Create instance of Expression class with a string containing expression and optional compilation configuration. During the parsing any alphanumeric sequence not identified as number value, string value, operator, or a function name is assumed to be variable.
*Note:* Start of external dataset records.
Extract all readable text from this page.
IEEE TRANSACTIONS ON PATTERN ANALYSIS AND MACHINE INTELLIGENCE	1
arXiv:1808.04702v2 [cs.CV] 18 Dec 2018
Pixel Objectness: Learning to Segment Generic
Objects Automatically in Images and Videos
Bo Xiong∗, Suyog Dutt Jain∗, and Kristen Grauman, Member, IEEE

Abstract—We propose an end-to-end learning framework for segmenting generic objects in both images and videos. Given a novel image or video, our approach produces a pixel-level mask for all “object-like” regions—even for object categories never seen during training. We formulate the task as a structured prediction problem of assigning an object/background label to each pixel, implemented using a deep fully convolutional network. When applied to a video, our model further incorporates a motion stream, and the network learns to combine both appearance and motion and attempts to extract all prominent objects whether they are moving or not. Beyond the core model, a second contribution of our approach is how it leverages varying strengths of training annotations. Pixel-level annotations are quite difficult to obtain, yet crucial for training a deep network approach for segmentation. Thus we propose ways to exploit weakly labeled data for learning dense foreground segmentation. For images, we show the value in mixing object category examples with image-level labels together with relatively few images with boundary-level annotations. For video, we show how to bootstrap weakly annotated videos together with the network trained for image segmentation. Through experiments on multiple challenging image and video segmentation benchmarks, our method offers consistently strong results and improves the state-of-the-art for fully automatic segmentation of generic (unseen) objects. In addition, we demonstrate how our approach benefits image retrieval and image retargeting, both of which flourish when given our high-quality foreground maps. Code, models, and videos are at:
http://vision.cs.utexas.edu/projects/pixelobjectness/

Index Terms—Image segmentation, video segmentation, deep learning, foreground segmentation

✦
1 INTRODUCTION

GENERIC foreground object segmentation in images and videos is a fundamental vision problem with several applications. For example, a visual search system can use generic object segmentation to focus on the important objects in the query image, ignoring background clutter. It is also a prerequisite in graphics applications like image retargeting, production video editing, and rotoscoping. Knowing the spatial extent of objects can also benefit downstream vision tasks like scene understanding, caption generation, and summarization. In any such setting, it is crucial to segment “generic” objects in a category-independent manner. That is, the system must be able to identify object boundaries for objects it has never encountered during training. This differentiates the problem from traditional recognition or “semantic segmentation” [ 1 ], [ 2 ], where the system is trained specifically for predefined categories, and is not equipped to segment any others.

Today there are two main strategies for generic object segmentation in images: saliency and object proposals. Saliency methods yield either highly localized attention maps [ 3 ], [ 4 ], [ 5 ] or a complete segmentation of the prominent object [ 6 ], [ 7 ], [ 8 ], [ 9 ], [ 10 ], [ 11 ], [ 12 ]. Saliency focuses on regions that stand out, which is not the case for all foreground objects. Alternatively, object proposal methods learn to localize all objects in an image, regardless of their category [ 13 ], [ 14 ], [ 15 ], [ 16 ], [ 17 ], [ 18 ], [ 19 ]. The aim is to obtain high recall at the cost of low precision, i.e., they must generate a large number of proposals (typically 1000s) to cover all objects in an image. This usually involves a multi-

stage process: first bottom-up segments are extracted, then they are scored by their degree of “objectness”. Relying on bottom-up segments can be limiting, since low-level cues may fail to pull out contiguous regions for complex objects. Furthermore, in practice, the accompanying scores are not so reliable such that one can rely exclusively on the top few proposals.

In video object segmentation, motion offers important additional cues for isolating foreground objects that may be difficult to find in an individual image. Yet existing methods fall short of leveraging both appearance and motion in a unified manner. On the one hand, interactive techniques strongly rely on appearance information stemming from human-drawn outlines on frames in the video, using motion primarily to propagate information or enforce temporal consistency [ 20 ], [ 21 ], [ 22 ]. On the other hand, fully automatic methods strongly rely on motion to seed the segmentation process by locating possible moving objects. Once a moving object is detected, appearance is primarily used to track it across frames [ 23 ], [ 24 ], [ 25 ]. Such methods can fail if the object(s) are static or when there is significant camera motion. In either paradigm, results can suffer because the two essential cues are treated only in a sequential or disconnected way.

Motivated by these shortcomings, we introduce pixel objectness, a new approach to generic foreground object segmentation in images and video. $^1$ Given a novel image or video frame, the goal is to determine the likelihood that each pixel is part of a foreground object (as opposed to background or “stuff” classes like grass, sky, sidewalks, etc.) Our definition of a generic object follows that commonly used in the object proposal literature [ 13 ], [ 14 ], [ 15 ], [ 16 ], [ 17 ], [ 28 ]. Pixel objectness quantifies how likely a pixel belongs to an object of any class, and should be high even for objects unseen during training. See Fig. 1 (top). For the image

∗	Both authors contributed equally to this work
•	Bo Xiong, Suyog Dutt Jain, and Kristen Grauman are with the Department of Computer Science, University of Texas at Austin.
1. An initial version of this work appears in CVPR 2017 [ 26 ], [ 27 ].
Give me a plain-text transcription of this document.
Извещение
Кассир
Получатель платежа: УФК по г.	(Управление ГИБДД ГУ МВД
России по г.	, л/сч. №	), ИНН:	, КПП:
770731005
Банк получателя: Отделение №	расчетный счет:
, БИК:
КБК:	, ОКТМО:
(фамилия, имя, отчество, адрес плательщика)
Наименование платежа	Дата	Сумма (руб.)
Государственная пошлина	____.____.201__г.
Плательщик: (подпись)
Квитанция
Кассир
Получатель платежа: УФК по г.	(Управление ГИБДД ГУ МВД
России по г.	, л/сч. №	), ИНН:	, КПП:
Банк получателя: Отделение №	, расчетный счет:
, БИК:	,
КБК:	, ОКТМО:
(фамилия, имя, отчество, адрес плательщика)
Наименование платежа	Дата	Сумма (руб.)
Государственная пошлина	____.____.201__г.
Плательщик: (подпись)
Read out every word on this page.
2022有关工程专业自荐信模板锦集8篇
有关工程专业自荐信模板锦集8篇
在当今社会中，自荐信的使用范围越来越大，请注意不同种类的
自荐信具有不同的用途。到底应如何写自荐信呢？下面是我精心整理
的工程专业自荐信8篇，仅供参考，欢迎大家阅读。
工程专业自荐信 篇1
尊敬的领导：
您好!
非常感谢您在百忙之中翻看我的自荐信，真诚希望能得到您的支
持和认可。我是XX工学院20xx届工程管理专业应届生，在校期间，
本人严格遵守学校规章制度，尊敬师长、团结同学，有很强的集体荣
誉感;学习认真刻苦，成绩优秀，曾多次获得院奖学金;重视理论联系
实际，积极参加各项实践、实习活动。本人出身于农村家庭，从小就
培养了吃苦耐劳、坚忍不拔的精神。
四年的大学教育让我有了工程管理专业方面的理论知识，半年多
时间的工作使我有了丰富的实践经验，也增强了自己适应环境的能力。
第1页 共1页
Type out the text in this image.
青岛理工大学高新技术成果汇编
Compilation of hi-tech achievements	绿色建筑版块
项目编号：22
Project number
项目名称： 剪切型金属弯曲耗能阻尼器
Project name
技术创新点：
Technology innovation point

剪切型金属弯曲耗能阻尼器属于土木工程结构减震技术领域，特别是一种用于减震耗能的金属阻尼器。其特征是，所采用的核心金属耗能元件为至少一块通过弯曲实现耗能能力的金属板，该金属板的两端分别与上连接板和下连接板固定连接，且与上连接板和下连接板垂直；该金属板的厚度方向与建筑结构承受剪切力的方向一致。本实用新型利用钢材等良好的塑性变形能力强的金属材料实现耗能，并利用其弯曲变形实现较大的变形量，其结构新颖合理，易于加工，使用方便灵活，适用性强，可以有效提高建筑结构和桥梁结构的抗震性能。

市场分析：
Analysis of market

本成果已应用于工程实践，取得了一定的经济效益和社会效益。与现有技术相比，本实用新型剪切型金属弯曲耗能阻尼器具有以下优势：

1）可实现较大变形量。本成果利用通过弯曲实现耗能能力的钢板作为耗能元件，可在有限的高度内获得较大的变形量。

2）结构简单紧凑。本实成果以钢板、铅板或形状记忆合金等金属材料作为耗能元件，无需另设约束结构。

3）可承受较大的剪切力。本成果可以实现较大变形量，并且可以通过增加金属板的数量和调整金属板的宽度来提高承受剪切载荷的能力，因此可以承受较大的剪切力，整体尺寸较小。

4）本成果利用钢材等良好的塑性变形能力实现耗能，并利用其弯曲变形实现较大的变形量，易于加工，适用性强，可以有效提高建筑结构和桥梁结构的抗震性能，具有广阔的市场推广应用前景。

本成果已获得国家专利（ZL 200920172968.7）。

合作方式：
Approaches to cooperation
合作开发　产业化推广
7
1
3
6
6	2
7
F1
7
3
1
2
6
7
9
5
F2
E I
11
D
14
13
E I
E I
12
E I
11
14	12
Evaluate the expression by providing variable values.

Sample code:

...
const expr = new Expression( 'x * (y + abc / 5) > 10' );
const value1 = expr.evaluate( { x: 10, y: 20, abc: 10 } ); // true
const value2 = expr.evaluate( { x: 1, y: 4, abc: 5 } ); // false
...
const arrExpr = new Expression( 'Sum([ 1, 2, 3, a, b, c ])' );
const valueSum = arrExpr.evaluate( { a: 10, b: 20, c: 30 } ); // 66
...
const objExpr = new Expression( '[`prop1`:a,`prop2`:`abc`].prop1+10' );
const oValue = objExpr.evaluate( { a: 50 } ); // 60
...
const iteratorExpr = new Expression(
	'arr1.Transform(number(number a)->a*2).Filter(boolean(number a)->a>3).Sum()'
);
const iValue = iteratorExpr.evaluate( { arr1: [ 1, 2, 3 ] } ); // 10
...
const complexExpr = new Expression(
	'?? a=myvar1/10, ?? b=myvar2-100, a/b + b*a + 600'
);
const value = complexExpr.evaluate( { myvar1: 40, myvar2: 104 } ); // 4761
...